XRP struggles to hold $2.40 amid growing risk-off sentiment in the broader crypto market.
XRP’s derivatives market remains suppressed, with the Open Interest-weighted funding rate falling sharply to 0.0010%.
Short-term recovery could be an uphill task, as evidenced by the futures Open Interest’s stability below $5 billion.
Ripple (XRP) recovery remains elusive, trading above $2.40 at the time of writing on Monday. The broader cryptocurrency market is heavily weighed down by risk-off sentiment, triggering a persistent sell-off.
Meanwhile, demand for XRP has remained significantly suppressed since the October 10 sell-off, which saw over $19 billion in crypto assets liquidated on a single day, as evidenced by the weak XRP derivatives market.
XRP extends intraday decline amid low retail interest
XRP highlights a weakening technical structure, worsened by waning retail demand. According to CoinGlass data, the XRP Open Interest (OI), representing the notional value of outstanding futures contracts, averages $4.33 billion at the time of writing, down from $9.09 billion, which marked its peak level in October.
If investors increasingly reduce their risk exposure, the prevailing decline could accelerate toward $2.18, a support area tested on October 17.

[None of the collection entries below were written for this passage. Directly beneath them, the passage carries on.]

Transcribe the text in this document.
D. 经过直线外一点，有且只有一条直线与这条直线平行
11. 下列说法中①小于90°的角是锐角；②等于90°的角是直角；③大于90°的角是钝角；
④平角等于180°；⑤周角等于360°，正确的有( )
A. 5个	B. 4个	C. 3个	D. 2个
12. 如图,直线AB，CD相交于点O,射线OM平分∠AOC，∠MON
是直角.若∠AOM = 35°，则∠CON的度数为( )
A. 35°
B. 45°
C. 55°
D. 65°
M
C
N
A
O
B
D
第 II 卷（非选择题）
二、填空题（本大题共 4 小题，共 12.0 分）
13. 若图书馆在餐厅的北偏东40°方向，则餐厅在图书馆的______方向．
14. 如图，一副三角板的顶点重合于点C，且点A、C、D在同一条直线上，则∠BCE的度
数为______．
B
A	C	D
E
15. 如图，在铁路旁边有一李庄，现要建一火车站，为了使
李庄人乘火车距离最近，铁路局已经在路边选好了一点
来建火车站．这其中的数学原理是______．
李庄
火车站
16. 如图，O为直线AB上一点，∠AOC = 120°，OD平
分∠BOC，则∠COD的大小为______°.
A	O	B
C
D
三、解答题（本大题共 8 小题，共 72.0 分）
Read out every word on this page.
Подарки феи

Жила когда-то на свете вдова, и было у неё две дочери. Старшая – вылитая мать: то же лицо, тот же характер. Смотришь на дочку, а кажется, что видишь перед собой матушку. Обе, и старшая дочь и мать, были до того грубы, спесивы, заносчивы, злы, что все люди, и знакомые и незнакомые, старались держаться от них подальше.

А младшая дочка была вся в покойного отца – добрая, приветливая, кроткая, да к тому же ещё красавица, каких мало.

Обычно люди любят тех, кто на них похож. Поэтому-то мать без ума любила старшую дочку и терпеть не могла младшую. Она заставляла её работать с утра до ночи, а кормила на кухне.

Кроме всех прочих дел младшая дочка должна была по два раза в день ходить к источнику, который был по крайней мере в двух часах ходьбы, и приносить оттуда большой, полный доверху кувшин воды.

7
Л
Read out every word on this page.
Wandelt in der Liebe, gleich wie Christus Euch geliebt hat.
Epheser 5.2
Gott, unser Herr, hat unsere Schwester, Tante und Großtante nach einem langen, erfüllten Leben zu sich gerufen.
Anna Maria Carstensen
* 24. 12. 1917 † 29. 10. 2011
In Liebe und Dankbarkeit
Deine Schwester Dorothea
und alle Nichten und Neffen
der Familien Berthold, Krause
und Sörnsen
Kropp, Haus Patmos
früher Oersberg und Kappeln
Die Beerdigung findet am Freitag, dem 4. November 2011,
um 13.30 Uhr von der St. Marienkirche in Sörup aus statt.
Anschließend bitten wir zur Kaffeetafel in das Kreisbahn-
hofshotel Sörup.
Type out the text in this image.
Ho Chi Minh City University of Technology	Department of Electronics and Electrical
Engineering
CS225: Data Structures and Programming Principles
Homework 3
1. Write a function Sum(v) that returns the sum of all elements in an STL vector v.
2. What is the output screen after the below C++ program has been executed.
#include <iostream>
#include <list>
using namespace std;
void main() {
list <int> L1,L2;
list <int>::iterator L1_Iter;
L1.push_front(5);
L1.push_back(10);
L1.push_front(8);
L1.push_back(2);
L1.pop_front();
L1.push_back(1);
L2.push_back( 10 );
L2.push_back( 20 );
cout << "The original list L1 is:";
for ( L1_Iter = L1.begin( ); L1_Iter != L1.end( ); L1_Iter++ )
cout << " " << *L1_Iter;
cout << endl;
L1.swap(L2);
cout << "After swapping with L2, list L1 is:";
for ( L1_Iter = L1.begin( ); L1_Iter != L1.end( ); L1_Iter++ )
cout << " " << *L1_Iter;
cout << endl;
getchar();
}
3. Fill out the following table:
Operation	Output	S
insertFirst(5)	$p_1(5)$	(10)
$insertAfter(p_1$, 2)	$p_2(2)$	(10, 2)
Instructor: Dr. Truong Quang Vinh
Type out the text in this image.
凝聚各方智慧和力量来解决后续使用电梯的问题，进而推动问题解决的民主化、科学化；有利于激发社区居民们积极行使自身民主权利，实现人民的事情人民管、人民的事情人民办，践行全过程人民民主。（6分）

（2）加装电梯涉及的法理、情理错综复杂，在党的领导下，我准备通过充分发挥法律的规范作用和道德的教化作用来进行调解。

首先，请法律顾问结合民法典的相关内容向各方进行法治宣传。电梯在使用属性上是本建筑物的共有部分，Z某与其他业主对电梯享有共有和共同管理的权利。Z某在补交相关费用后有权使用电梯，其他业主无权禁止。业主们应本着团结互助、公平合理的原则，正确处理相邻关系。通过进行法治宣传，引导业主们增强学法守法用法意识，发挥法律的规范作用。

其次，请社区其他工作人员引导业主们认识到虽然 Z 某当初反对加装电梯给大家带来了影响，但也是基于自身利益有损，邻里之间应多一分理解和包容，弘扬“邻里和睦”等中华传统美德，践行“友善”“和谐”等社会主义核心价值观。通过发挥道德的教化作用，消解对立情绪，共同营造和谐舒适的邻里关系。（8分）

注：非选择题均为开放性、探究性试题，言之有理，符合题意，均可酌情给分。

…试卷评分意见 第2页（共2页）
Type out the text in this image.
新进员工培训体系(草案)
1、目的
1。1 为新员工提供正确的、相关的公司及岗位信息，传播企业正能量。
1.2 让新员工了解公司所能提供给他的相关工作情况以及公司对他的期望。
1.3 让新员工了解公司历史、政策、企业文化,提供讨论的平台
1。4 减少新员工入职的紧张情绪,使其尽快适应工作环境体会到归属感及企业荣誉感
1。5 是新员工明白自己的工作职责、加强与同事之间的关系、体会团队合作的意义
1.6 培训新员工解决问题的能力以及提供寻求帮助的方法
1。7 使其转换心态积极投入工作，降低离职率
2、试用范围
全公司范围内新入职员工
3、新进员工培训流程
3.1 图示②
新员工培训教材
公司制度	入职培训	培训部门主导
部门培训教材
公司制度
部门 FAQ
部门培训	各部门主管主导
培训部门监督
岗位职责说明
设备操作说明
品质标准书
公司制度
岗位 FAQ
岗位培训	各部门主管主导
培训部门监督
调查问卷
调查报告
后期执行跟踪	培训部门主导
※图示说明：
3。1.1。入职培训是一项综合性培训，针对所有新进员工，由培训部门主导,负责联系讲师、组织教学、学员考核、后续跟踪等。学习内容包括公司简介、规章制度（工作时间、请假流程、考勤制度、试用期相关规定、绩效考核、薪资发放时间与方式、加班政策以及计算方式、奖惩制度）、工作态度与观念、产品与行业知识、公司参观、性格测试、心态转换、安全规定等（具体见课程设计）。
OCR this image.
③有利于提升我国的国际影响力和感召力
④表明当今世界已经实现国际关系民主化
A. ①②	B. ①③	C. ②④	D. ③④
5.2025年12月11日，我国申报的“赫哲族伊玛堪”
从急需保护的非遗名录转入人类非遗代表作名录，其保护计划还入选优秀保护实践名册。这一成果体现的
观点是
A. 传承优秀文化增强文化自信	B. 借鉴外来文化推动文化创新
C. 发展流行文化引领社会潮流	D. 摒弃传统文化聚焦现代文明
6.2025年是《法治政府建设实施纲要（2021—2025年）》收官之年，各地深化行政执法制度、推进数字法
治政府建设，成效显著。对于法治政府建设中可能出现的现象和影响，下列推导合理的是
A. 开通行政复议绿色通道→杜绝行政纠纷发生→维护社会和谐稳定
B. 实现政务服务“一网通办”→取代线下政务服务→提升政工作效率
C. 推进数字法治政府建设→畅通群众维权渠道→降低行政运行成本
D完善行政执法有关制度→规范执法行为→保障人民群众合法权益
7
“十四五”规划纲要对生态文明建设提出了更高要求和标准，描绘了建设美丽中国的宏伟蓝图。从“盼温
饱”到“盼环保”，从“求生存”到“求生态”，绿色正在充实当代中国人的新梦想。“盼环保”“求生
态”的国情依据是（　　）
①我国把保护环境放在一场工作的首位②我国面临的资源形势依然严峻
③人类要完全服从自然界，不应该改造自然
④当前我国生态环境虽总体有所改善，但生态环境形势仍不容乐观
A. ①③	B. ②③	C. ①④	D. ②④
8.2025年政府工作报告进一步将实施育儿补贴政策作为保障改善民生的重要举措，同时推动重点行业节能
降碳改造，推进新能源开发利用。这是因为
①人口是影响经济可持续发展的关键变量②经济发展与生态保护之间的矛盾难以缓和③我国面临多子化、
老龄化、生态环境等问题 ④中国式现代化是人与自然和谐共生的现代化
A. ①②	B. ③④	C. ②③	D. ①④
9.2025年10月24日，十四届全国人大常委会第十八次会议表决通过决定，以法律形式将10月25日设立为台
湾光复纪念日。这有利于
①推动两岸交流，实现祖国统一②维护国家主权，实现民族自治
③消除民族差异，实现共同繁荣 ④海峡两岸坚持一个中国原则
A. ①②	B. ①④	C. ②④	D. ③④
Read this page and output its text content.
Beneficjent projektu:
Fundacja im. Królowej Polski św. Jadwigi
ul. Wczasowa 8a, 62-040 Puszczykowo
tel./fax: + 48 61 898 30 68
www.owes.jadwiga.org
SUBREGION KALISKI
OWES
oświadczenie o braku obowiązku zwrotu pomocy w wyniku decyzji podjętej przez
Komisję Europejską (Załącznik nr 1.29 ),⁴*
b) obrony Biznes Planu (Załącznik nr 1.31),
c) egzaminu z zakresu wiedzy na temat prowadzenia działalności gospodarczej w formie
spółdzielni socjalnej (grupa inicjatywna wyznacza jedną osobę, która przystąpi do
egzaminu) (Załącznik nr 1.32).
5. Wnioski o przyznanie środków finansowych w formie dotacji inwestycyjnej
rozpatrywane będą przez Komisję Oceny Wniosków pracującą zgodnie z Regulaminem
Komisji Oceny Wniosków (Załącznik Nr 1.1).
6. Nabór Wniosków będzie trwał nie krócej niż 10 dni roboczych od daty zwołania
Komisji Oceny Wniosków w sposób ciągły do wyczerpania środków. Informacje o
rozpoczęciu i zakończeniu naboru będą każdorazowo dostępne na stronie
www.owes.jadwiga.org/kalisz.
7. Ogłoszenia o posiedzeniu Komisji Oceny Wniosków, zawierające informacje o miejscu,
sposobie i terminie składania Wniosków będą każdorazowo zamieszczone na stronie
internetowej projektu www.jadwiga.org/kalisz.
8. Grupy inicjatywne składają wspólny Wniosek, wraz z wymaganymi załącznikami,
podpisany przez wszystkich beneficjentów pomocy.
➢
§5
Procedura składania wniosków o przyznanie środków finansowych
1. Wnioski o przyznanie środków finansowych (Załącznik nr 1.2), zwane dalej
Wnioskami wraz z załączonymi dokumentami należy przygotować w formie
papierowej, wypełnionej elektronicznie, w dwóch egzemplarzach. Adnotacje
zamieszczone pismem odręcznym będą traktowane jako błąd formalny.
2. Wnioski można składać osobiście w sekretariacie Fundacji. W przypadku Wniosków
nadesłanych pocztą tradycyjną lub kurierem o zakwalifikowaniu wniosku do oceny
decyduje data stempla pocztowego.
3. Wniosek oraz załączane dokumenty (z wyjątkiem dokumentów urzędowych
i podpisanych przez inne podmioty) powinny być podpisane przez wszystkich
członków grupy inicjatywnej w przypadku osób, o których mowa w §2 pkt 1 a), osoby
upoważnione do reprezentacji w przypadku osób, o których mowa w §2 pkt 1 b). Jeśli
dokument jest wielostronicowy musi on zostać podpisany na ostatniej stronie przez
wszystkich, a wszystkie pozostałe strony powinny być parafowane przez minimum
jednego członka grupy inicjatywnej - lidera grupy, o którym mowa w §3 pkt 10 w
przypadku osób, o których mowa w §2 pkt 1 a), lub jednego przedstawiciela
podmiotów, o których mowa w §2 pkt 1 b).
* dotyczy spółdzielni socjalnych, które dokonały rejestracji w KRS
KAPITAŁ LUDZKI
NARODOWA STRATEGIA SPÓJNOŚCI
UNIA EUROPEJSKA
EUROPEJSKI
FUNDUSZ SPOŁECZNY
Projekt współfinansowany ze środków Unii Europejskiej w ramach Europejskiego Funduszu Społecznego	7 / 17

XRP Futures Open Interest | Source: CoinGlass
The XRP OI-weighted funding rate holds at 0.0010%, down from 0.0085% on Sunday. This drop suggests traders may be intentionally closing their long positions and piling into short positions, thereby depriving XRP of the tailwind needed to sustain its recovery.

XRP OI-weighted funding rate | Source: CoinGlass
Technical outlook: Assessing XRP price above key support
XRP is largely in bearish hands, testing a short-term support at $2.40 at the time of writing on Monday. The Relative Strength Index (RSI) at 41 and falling toward oversold territory on the daily chart indicates that bearish momentum is increasing.
The Moving Average Convergence Divergence (MACD) indicator on the same daily chart will likely trigger a sell signal in upcoming sessions. Such a signal occurs when the blue MACD line crosses and settles below the red signal line, calling upon investors to reduce their risk exposure.
XRP’s position below key moving averages, including the 200-day Exponential Moving Average (EMA) at $2.60, the 50-day EMA at $2.64 and the 100-day EMA at $2.72, reinforces the bearish outlook.

XRP/USDT daily chart
XRP is also staring at a 10% decline if its immediate support at $2.40 breaks. A daily close below this level may mean a prolonged bearish streak this week. Key areas of interest for traders are the support at $2.18, last tested on October 17, and $1.90, previously tested in June.
Still, traders cannot rule out a knee-jerk trend reversal if support at $2.40 holds, which could encourage investors to buy the dip. Key milestones that could mark the transition from bearish to bullish sentiment include a break above the 200-day EMA at $2.60, the 50-day EMA at $2.64, the 100-day EMA at $2.72 and the descending trendline, which has been in place since XRP achieved its new all-time high of $3.66 in July.